The Wizard Nebula and NGC7380

NGC7380 6hr HaRGB Jan 2015

Click image for full size version

January 26, 2015

Sh2-142, known as the “Wizard Nebula,” is a pretty, nebulous object in the constellation Cepheus, the King of Ethiopia. Personally, I couldn’t see a wizard no matter which way I rotated the picture, but maybe someone can set me straight! The red of the object is mostly from glowing hydrogen gas.  Just right of centre in the image is the star cluster NGC7380, but I find it hard to see against the rich background of the Milky Way.   Both objects are a little more than 7000 light years away, relatively close in cosmic terms!  By the way “Sh2” refers to a catalogue of nebulae compiled by an astronomer with the surname “Sharpless.”

Tekkies:

SBIG STL-11000M camera, Baader LRGB filters, 10″ f/6.8 ASA astrograph, MI-250 mount.  Guided with STL-11000’s external guider and a 500mm f.l. Lumicon guide scope.  Focus with FocusMax.  Acquistion, guiding and calibrationwith Maxim-DL.  All registration, integration and processing with PixInisight.  Shot from my SkyShed in Guelph, Ontario.  No moon, excellent transparency, average seeing, no clouds.
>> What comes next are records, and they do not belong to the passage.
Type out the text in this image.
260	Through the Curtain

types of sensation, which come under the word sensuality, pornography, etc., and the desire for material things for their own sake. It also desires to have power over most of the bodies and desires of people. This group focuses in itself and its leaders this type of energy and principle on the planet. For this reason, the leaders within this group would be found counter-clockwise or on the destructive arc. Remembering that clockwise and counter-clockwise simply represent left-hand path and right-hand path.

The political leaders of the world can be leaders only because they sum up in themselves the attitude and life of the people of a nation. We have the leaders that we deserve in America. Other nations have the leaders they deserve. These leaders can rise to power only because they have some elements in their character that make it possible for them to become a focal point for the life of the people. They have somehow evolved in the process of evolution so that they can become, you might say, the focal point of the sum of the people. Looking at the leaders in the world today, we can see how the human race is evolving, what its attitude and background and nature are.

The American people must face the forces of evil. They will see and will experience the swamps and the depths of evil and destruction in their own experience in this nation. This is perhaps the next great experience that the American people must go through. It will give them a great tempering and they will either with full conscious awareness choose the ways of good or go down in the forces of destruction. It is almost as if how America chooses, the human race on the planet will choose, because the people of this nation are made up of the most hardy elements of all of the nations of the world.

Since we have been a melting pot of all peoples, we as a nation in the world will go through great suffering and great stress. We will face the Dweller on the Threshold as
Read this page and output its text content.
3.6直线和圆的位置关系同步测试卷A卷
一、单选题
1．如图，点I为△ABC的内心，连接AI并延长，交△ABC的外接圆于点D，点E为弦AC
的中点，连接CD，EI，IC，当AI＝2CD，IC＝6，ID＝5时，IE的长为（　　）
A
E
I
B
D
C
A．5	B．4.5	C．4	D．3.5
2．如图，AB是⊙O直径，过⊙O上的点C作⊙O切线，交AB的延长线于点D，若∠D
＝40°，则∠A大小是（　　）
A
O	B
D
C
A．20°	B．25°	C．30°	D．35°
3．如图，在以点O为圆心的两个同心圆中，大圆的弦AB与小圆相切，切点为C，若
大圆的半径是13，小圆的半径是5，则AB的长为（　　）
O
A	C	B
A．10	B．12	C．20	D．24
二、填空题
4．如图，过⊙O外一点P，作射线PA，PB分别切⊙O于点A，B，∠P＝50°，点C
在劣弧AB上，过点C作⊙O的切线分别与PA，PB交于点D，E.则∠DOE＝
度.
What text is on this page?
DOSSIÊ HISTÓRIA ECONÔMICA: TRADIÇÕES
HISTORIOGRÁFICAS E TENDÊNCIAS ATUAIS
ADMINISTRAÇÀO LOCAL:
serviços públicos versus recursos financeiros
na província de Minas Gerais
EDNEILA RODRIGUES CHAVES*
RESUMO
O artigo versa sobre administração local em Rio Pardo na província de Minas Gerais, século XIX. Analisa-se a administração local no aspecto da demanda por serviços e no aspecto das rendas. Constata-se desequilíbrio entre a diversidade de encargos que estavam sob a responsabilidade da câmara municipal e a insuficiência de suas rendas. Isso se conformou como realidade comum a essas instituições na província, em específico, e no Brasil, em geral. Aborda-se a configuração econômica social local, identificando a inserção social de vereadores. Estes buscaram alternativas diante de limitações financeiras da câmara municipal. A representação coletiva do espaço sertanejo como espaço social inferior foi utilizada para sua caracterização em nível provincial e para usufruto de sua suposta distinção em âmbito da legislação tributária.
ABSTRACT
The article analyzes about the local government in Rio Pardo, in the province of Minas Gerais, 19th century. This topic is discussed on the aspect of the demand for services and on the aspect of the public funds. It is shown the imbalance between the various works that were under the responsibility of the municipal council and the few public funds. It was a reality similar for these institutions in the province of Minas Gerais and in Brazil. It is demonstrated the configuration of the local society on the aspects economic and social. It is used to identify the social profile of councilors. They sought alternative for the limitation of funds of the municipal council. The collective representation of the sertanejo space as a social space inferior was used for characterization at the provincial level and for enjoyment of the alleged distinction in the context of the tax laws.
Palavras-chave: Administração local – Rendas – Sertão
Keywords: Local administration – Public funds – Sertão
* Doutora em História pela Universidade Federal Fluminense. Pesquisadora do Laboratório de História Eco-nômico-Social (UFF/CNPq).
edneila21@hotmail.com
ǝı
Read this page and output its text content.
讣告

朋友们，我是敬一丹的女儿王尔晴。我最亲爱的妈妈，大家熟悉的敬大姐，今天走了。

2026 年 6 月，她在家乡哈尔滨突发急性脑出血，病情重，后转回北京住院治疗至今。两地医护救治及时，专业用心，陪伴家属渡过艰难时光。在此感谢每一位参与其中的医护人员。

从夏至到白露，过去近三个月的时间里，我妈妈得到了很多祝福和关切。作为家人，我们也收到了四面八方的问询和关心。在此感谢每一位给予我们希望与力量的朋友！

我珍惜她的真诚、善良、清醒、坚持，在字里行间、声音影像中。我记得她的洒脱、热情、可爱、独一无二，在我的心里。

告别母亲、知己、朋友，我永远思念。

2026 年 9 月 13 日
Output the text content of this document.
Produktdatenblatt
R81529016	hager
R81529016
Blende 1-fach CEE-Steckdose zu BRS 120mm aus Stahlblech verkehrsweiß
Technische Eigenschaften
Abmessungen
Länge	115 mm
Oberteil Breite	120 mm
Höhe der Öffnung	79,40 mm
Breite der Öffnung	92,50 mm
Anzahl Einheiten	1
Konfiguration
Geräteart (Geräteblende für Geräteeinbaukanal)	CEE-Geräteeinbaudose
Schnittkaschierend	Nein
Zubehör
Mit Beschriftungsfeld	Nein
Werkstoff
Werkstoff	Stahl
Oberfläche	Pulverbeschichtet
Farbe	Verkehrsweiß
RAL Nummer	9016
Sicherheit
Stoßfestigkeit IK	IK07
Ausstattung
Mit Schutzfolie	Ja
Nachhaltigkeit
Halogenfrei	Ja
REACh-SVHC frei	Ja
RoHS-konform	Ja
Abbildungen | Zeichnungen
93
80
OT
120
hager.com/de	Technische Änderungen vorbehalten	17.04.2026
5 and 10m subs for RGB totalling 70m R, 70m G and 70m B, and 10x15m Ha (total 6 hr).

Synthetic Luminance:
Creation and cleanup: The R,G,B and Ha masters were combined using the ImageIntegration tool (average, additive with scaling, noise evaluation, iterative K-sigma / biweight midvariance, no pixel rejection). DBE was applied to neutralize the background.

Deconvolution:  A star mask was made to use as a local deringing support. A copy of the image was stretched to use as a range mask. Regularized Richardson-Lucy Deconvolution was applied (75 iterations, external PSF made using DynamicPSF tool with about 30 stars).

Stretching: HistogramTransformation was applied using autostretch settings from ScreenTransferFunction.

HaRGB:
Ha, R, G and B masters were cropped to remove edge artifacts from stacking. The R, G and B channels were combined to make an RGB image. Ha and RGB were processed with DBE, ColourCalibration was applied, and the Ha and RGB were combined with the NB-RGB script. HistogramTransformation was applied using autostretch settings from ScreenTransferFunction.
 
Combining SynthL with HaRGB:

The luminance was extracted from the HaRGB image, processed and then added back into the HaRGB image as follows:
1. Extract luminance from the HaRGB image.
2. Apply LinearFit using the SynthL channel as a reference.
3. Use ChannelCombination in the Lab mode to replace the luminance of the HaRGB with the fitted luminance from step 2.
4. Use LRGBCombine to apply SynthL to the HaRGB image.

Additional Processing
Noise Reduction and Re-Stretch: TGVDenoise was applied in Lab mode with 300 iterations with a range mask used to protect nebula and stars. This was followed by a HistogramTransformation to raise the black point (but with no clipping).

Dark Structures:  A copy of the image was made and DarkStructureEnhance script was applied.  The copy and original were blended using a mask to protect the stars and background (0.4 original and 0.6 DSE).

Star Reduction and Colour Adjustment: Morphological transformation (3×3, 4 iterations, strength 0.15) was applied using a star mask to protect background and nebula.   Luminance was extracted from the image and LinearMultiscaleTransform was applied to extract the first 4 wavelet layers (no residual).  This image was used as a mask when applying ColourSaturation to boost colour in the star cores.

Final Steps:  A contrast adjustment and colour saturation tweak was applied.

Image scale is about 1.1 arcsec per pixel for this camera / telescope combination.